Oh bien sûr, chers moutons, vous allez à nouveau m'accuser de plagiat. En effet, j'ai repris il y a quelques temps, pour des besoins urgents, le célèbre titre d'Émile Zola, « J'accuse ». Et bien sachez que le titre de cet article n'est aussi qu'une modification d'un titre original de Jim Morrison, « Ode à L.A., en songeant à feu Brian Jones », texte qui fut publié sous forme de plaquette lors des derniers concerts des Doors.
Alors, chers enfants de l'inconnu, quel est le sujet d'aujourd'hui ? Quel chemin vont prendre les dangereuses dérivations de l'écervelé que je suis ? Dites-moi, à quoi vous attendez-vous, chers martyrs ? Je vous en prie, répondez… Répondez, ou je vais me sentir obligé de parler de la fin.
Qu'est-ce que la fin ?
Mais qu'est-ce que cette fin ? La mort ? Ou tout simplement ce qui succède au développement ? Mais quel développement ? Le développement de vos vies ? De votre esprit ? Savez-vous que vous êtes vivants ?
Savez-vous que vous avez été mis au monde ? Peut-être pas, ou peut-être trop. Mais interprétons cette fin comme la mort, puisqu'elle est après tout notre lot commun… « La mort qui vient à une heure étrange, sans être annoncée, sans être escomptée, comme un invité effrayant et trop amical que l'on aurait pris dans son lit », a écrit le Roi Lézard. Alors, dites-moi, chers amis, pourquoi allez-vous prendre d'une main fébrile votre plume vengeresse et me balancer à la gueule des odes à la vie, au bonheur, en dénonçant une fois de plus un écrit pessimiste et morbide ? Mais si, justement, penser à la mort n'était pas l'antithèse du morbide ? N'est-ce pas vous, les lâches, tellement obsédés par la fin qu'inconsciemment, vous vous réfugiez dans une bulle utopiste et merveilleuse ?
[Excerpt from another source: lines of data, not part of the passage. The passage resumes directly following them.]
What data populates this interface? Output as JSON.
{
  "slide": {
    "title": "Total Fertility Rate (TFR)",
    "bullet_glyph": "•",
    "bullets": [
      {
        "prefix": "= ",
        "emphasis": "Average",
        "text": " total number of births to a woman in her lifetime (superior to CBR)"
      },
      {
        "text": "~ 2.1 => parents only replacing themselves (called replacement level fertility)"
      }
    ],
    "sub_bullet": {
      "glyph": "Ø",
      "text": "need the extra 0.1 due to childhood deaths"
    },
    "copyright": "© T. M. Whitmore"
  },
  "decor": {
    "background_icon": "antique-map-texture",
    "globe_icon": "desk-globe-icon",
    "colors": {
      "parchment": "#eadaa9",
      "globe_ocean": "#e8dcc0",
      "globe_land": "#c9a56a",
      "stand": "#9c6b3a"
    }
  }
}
Plaisir, souffrance et existence
Attention, je ne dis pas que le plaisir n'existe pas. Il est peut-être notre seule raison de vivre. Lorsque le plaisir ou la souffrance viennent, vous avez l'impression d'exister. Est-ce qu'exister n'est pas finalement notre but à tous ? Je parle bien sûr d'un but conscient : l'humour, l'amour, l'amitié, la beauté sous toutes ses formes. Bien sûr que vous, optimistes, vous allez vous insurger contre tant de noirceur, mais je ne me considère pas comme pessimiste et morbide, pas du tout.
La différence entre mort et ignorance
Savez-vous qu'il y a une différence entre la mort et l'ignorance ? Écoutez-moi, jeunes et vieux : si on part du principe bassement philosophique que l'homme restera à jamais ignorant durant sa vie, mais qu'à contrario, les instants qui précéderont sa fin seront marqués par une lucidité étonnante, alors l'homme s'endort éternellement accompagné d'un savoir durement acquis.
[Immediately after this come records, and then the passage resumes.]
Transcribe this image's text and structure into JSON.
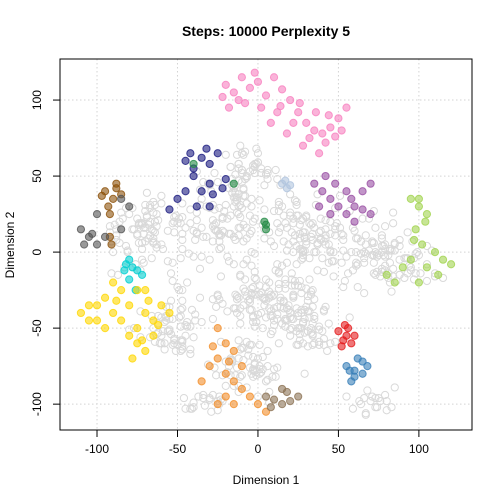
{
  "chart_data": {
    "type": "scatter",
    "title": "Steps: 10000 Perplexity 5",
    "xlabel": "Dimension 1",
    "ylabel": "Dimension 2",
    "xlim": [
      -123,
      133
    ],
    "ylim": [
      -117,
      127
    ],
    "x_ticks": [
      -100,
      -50,
      0,
      50,
      100
    ],
    "y_ticks": [
      -100,
      -50,
      0,
      50,
      100
    ],
    "x_tick_labels": [
      "-100",
      "-50",
      "0",
      "50",
      "100"
    ],
    "y_tick_labels": [
      "-100",
      "-50",
      "0",
      "50",
      "100"
    ],
    "grid": true,
    "background_seed": 7,
    "series": [
      {
        "name": "background",
        "color": "#d9d9d9",
        "open": true,
        "points": []
      },
      {
        "name": "pink",
        "color": "#f781bf",
        "points": [
          [
            -20,
            110
          ],
          [
            -15,
            105
          ],
          [
            -10,
            115
          ],
          [
            -5,
            108
          ],
          [
            0,
            112
          ],
          [
            5,
            103
          ],
          [
            10,
            115
          ],
          [
            15,
            107
          ],
          [
            20,
            100
          ],
          [
            25,
            92
          ],
          [
            30,
            85
          ],
          [
            35,
            80
          ],
          [
            40,
            78
          ],
          [
            45,
            82
          ],
          [
            50,
            88
          ],
          [
            55,
            95
          ],
          [
            -18,
            95
          ],
          [
            -8,
            98
          ],
          [
            2,
            95
          ],
          [
            12,
            92
          ],
          [
            22,
            85
          ],
          [
            32,
            75
          ],
          [
            42,
            72
          ],
          [
            48,
            76
          ],
          [
            -12,
            100
          ],
          [
            8,
            85
          ],
          [
            18,
            78
          ],
          [
            28,
            70
          ],
          [
            38,
            65
          ],
          [
            52,
            80
          ],
          [
            -22,
            102
          ],
          [
            -2,
            118
          ],
          [
            14,
            96
          ],
          [
            26,
            98
          ],
          [
            44,
            90
          ],
          [
            36,
            92
          ]
        ]
      },
      {
        "name": "navy",
        "color": "#1a1a80",
        "points": [
          [
            -45,
            60
          ],
          [
            -40,
            55
          ],
          [
            -35,
            62
          ],
          [
            -30,
            58
          ],
          [
            -25,
            65
          ],
          [
            -30,
            45
          ],
          [
            -35,
            40
          ],
          [
            -40,
            50
          ],
          [
            -28,
            38
          ],
          [
            -22,
            42
          ],
          [
            -45,
            40
          ],
          [
            -50,
            35
          ],
          [
            -38,
            30
          ],
          [
            -30,
            30
          ],
          [
            -55,
            28
          ],
          [
            -32,
            68
          ],
          [
            -42,
            65
          ],
          [
            -20,
            48
          ]
        ]
      },
      {
        "name": "green",
        "color": "#238b45",
        "points": [
          [
            -40,
            58
          ],
          [
            -15,
            45
          ],
          [
            5,
            15
          ],
          [
            4,
            20
          ],
          [
            5,
            18
          ]
        ]
      },
      {
        "name": "lightblue",
        "color": "#b0c4de",
        "points": [
          [
            15,
            45
          ],
          [
            17,
            47
          ],
          [
            20,
            44
          ],
          [
            18,
            42
          ]
        ]
      },
      {
        "name": "purple",
        "color": "#984ea3",
        "points": [
          [
            35,
            45
          ],
          [
            40,
            40
          ],
          [
            45,
            35
          ],
          [
            50,
            30
          ],
          [
            55,
            25
          ],
          [
            60,
            30
          ],
          [
            65,
            40
          ],
          [
            70,
            45
          ],
          [
            60,
            20
          ],
          [
            45,
            25
          ],
          [
            38,
            30
          ],
          [
            55,
            40
          ],
          [
            65,
            28
          ],
          [
            70,
            25
          ],
          [
            48,
            45
          ],
          [
            58,
            35
          ],
          [
            42,
            50
          ]
        ]
      },
      {
        "name": "limegreen",
        "color": "#a1d34f",
        "points": [
          [
            95,
            35
          ],
          [
            100,
            30
          ],
          [
            105,
            25
          ],
          [
            98,
            15
          ],
          [
            102,
            5
          ],
          [
            110,
            0
          ],
          [
            115,
            -5
          ],
          [
            120,
            -8
          ],
          [
            95,
            -5
          ],
          [
            90,
            -10
          ],
          [
            85,
            -20
          ],
          [
            80,
            -15
          ],
          [
            100,
            -20
          ],
          [
            105,
            -10
          ],
          [
            112,
            -15
          ],
          [
            100,
            35
          ],
          [
            104,
            20
          ],
          [
            97,
            8
          ]
        ]
      },
      {
        "name": "brown",
        "color": "#8c510a",
        "points": [
          [
            -95,
            40
          ],
          [
            -90,
            35
          ],
          [
            -93,
            30
          ],
          [
            -88,
            45
          ],
          [
            -85,
            38
          ],
          [
            -92,
            25
          ],
          [
            -97,
            37
          ],
          [
            -92,
            10
          ],
          [
            -88,
            42
          ],
          [
            -91,
            5
          ]
        ]
      },
      {
        "name": "darkgray",
        "color": "#555555",
        "points": [
          [
            -110,
            15
          ],
          [
            -105,
            10
          ],
          [
            -100,
            5
          ],
          [
            -95,
            10
          ],
          [
            -108,
            5
          ],
          [
            -85,
            35
          ],
          [
            -80,
            30
          ],
          [
            -100,
            25
          ],
          [
            -85,
            15
          ],
          [
            -103,
            12
          ]
        ]
      },
      {
        "name": "cyan",
        "color": "#00ced1",
        "points": [
          [
            -80,
            -5
          ],
          [
            -78,
            -10
          ],
          [
            -75,
            -12
          ],
          [
            -82,
            -8
          ],
          [
            -72,
            -15
          ],
          [
            -80,
            -18
          ],
          [
            -76,
            -25
          ],
          [
            -83,
            -12
          ]
        ]
      },
      {
        "name": "gold",
        "color": "#ffd700",
        "points": [
          [
            -110,
            -40
          ],
          [
            -105,
            -35
          ],
          [
            -100,
            -45
          ],
          [
            -95,
            -30
          ],
          [
            -90,
            -40
          ],
          [
            -85,
            -45
          ],
          [
            -80,
            -35
          ],
          [
            -75,
            -50
          ],
          [
            -70,
            -40
          ],
          [
            -65,
            -45
          ],
          [
            -60,
            -35
          ],
          [
            -55,
            -40
          ],
          [
            -80,
            -55
          ],
          [
            -75,
            -60
          ],
          [
            -70,
            -65
          ],
          [
            -65,
            -55
          ],
          [
            -85,
            -25
          ],
          [
            -75,
            -25
          ],
          [
            -95,
            -50
          ],
          [
            -100,
            -35
          ],
          [
            -105,
            -45
          ],
          [
            -90,
            -20
          ],
          [
            -70,
            -25
          ],
          [
            -78,
            -70
          ],
          [
            -72,
            -58
          ],
          [
            -62,
            -48
          ],
          [
            -88,
            -32
          ],
          [
            -68,
            -32
          ]
        ]
      },
      {
        "name": "orange",
        "color": "#f28e2b",
        "points": [
          [
            -25,
            -50
          ],
          [
            -20,
            -60
          ],
          [
            -15,
            -65
          ],
          [
            -25,
            -70
          ],
          [
            -30,
            -75
          ],
          [
            -20,
            -80
          ],
          [
            -15,
            -85
          ],
          [
            -10,
            -90
          ],
          [
            -5,
            -95
          ],
          [
            -20,
            -95
          ],
          [
            -15,
            -100
          ],
          [
            0,
            -100
          ],
          [
            5,
            -105
          ],
          [
            -25,
            -100
          ],
          [
            -35,
            -85
          ],
          [
            -10,
            -75
          ],
          [
            -28,
            -62
          ],
          [
            -18,
            -72
          ]
        ]
      },
      {
        "name": "tan",
        "color": "#8c7355",
        "points": [
          [
            5,
            -95
          ],
          [
            10,
            -97
          ],
          [
            15,
            -100
          ],
          [
            20,
            -98
          ],
          [
            25,
            -95
          ],
          [
            15,
            -90
          ],
          [
            8,
            -102
          ],
          [
            18,
            -92
          ]
        ]
      },
      {
        "name": "red",
        "color": "#e41a1c",
        "points": [
          [
            50,
            -52
          ],
          [
            55,
            -55
          ],
          [
            58,
            -60
          ],
          [
            53,
            -58
          ],
          [
            56,
            -50
          ],
          [
            52,
            -62
          ],
          [
            60,
            -55
          ],
          [
            54,
            -48
          ]
        ]
      },
      {
        "name": "steelblue",
        "color": "#377eb8",
        "points": [
          [
            55,
            -75
          ],
          [
            60,
            -78
          ],
          [
            65,
            -80
          ],
          [
            58,
            -85
          ],
          [
            62,
            -70
          ],
          [
            68,
            -75
          ],
          [
            60,
            -82
          ],
          [
            65,
            -72
          ],
          [
            57,
            -78
          ]
        ]
      }
    ]
  }
}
L'héritage de Jim Morrison
Mais, me direz-vous, pourquoi avoir inclus Jim Morrison dans mon titre ? Tout simplement parce qu'il fut, par ses textes, l'un des rares à vouloir vous faire ouvrir les « portes de la perception ». Morrison a vécu une vie de libertin, accompagné des femmes et des drogues. Il a mené sa « vie » dans le désert, prenant toute la beauté qu'il voyait au passage et la cueillant comme on cueille le fruit défendu. « Chevauchez le serpent », disait-il…
Perception et retour aux origines
Et si notre existence n'était rythmée que par ce voyage de péchés, cette recherche de l'interdit ? Et si la fin n'était que séjourner à vie dans le jardin d'Éden ? Est-ce que la fin, sans être une solution, n'est pas notre expiation à tous, notre but secret ? Alors, pas de morbide, pas de suicide : attendons sagement la fin, et chevauchons le serpent. Simplement, toute dispute sera vaine puisque notre pensée s'arrêtera elle aussi… Dans un monde où toute origine est une notion ancestrale, où les visions n'ont pas de nom, où chaque fait est naturel…
Et si la perception était tout simplement le fait de ne rien voir ? Et si la lucidité, c'était de revenir à nos origines primales ? Posez-vous la question, enfants de l'inconnu. Posez-vous les bonnes questions.